The authors revealed that both the redoping and dedoping processes involve a sequential conversion between neutral species, polarons and bipolarons and occur within a few milliseconds. The van’t Hoff formalism was used to evaluate the temperature dependence of the doping level, highlighting the critical role of entropy and enthalpy in the establishment of the redox equilibria at a certain voltage bias. While polaronic and neutral species coexisted in equilibrium at negative voltage bias of -0.6 V, both bipolarons and polarons existed at a slightly positive bias voltage of +0.1 V. Using Eyring theory on the temperature-dependent dynamics, the impact of the activation parameters on the reaction rates was evaluated. Overall, the experiment offered a robust and versatile procedure that can be used to compare doping mechanisms between different materials and can be extended to other organic mixed ionic–electronic conductors.
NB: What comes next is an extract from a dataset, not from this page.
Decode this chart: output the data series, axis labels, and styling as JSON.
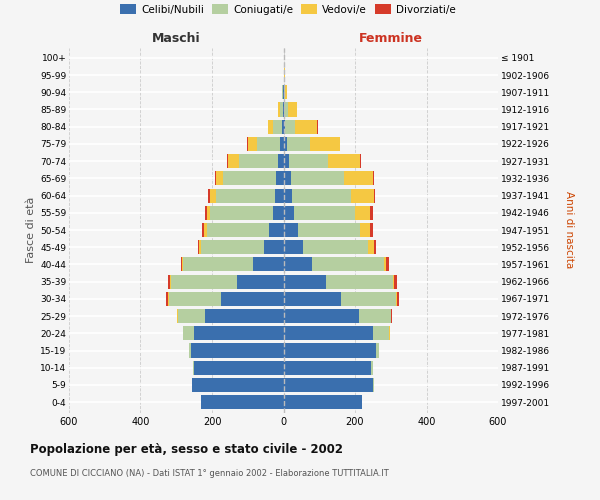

In a nutshell, the study reported the investigation of electrochemical dedoping/redoping reactions in thin PEDOT:PSS films. Results showed that the dedoping and redoping processes were driven by enthalpy and entropy, respectively, while the reaction rates were mostly dependent on the entropic effects related to the changes in the backbone conformation during the reaction processes. The findings also highlighted the possibility of achieving intrinsic device switching speed independent of ionic diffusion. In a statement to Advances in Engineering, Professor Natalie Banerji, the corresponding and lead author, said their study offered valuable insights into the mechanisms determining the rates and extent of electrochemical processes in PEDOT:PSS and will contribute to the design of fast and efficient bioelectronic devices.

What Drives the Kinetics and Doping Level in the Electrochemical Reactions of PEDOT:PSS? - Advances in Engineering
Figure 1: Enthalpy drives dedoping in PEDOT:PSS electrochemical reactions, while entropy drives the redoping at an appropriate voltage.

About the author

Natalie Banerji is a Full Professor of Chemistry at the University of Bern. She is the leader of the FemtoMat group. Her research interests include the study of organic and hybrid materials using ultrafast spectroscopy, in view of bioelectronic and photovoltaic applications. She studied Chemistry at the University of Geneva and obtained her PhD in Physical Chemistry in 2009 (with Prof. Eric Vauthey). She studied organic photovoltaics during a post-doctoral stay (2009–2011) with Nobel Laureate Prof. Alan J. Heeger at the University of California in Santa Barbara, and consequently held independent positions at EPFL (Ambizione, 2011-2014) and at the University of Fribourg (Associate Professor, 2014-2017).

About the author

Gonzague Rebetez is a PhD candidate in the FemtoMat research group. He developed Vis-Nir and THz spectroelectrochemical instruments to study, in operando, the fundamental processes and working principles of organic mixed ionic-electronic conductors. He obtained his Master’s degree in chemistry from the University of Fribourg in Switzerland and did his Master project in the group of Prof. Rafal Klajn at the Weizmann Institute of Science on the synthesis and characterization of light-sensible molecules.

Reference

Rebetez, G., Bardagot, O., Affolter, J., Réhault, J., & Banerji, N. (2021). What Drives the Kinetics and Doping Level in the Electrochemical Reactions of PEDOT:PSS?Advanced Functional Materials, 32(5), 2105821.